What we have in the pipeline

  • Provide change management advisory services to FAO and UNHCR;
  • Publish case studies on UN agencies’ best practices in using change management approaches to drive the diversity & inclusion agenda; the UN Capital Development
  • Fund’s innovative way of working; and how global shared service centres can help drive change in the way the UN does business;
  • Launch, together with the Young UN network, a series of talks/webinars in the main UN duty stations showcasing UN staff at all levels who have effected significant change in their work environment;
  • Build a community of diversity & inclusion practitioners across the UN system and bring them together to reflect on how change management approaches can help drive this agenda in the UN.


Supporting the Secretary-General's Reforms

The Secretary-General has launched far-reaching reform efforts of the UN development system, the peace and security pillar, and management of the UN Secretariat, as well as new strategies to achieve gender parity, end sexual exploitation and abuse, and strengthen counter-terrorism structures.

While the details of the reforms are still being worked out, it is already evident that implementing them will require launching a series of complex change management processes.

Yet there is currently limited professional expertise in change management within the UN system. This risks hampering implementation of the reforms.

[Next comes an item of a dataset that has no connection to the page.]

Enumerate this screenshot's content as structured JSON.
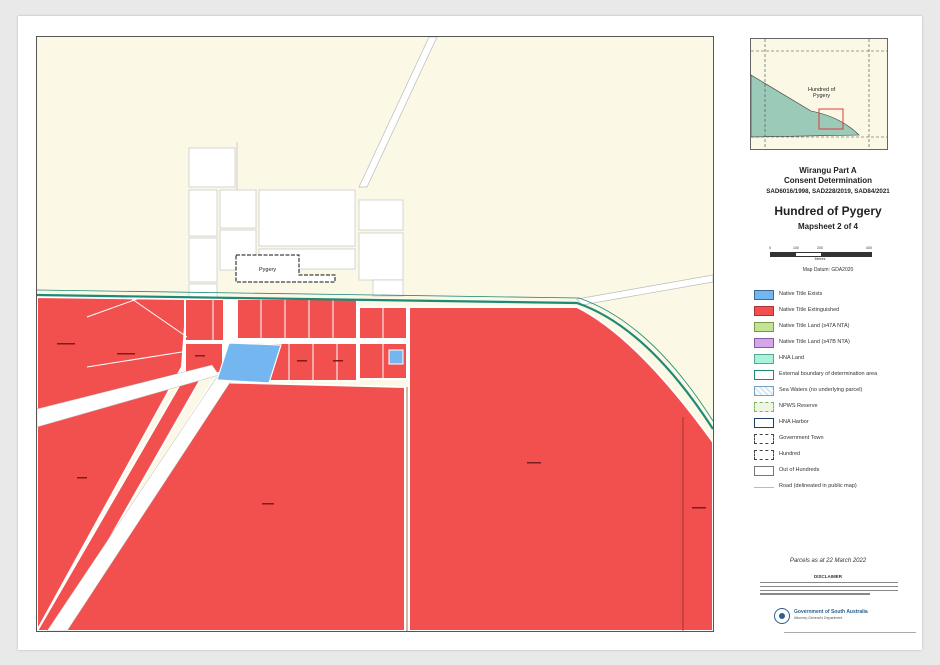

UNLOCK has launched a project targeting UN staff who will play a leading role in driving implementation of the Secretary-General’s reforms, that aims to strengthen their capacity to design and implement change management processes to roll out the reforms. 

This will be achieved by:

  1. Strengthening their knowledge and skills with respect to change management, with a particular emphasis on approaches that have worked in the UN context;
  2. Providing them with advisory services on change management as they go about implementing the reforms; and
  3. Building and nurturing a network and a community of practice among these ‘change agents’ to ensure that there is unity of purpose across reform streams and that best practices are shared across the UN system.

By ensuring that UN staff who lead implementation of the reforms are adept at managing change processes, the project will contribute to the successful implementation of the reforms.

Beyond the reforms, the project will build a cadre of UN staff who are adept at managing change – a critical skill that will be increasingly required in the years ahead, as the UN will have continually to adapt its posture and approach to remain relevant in the increasingly volatile environments where it operates.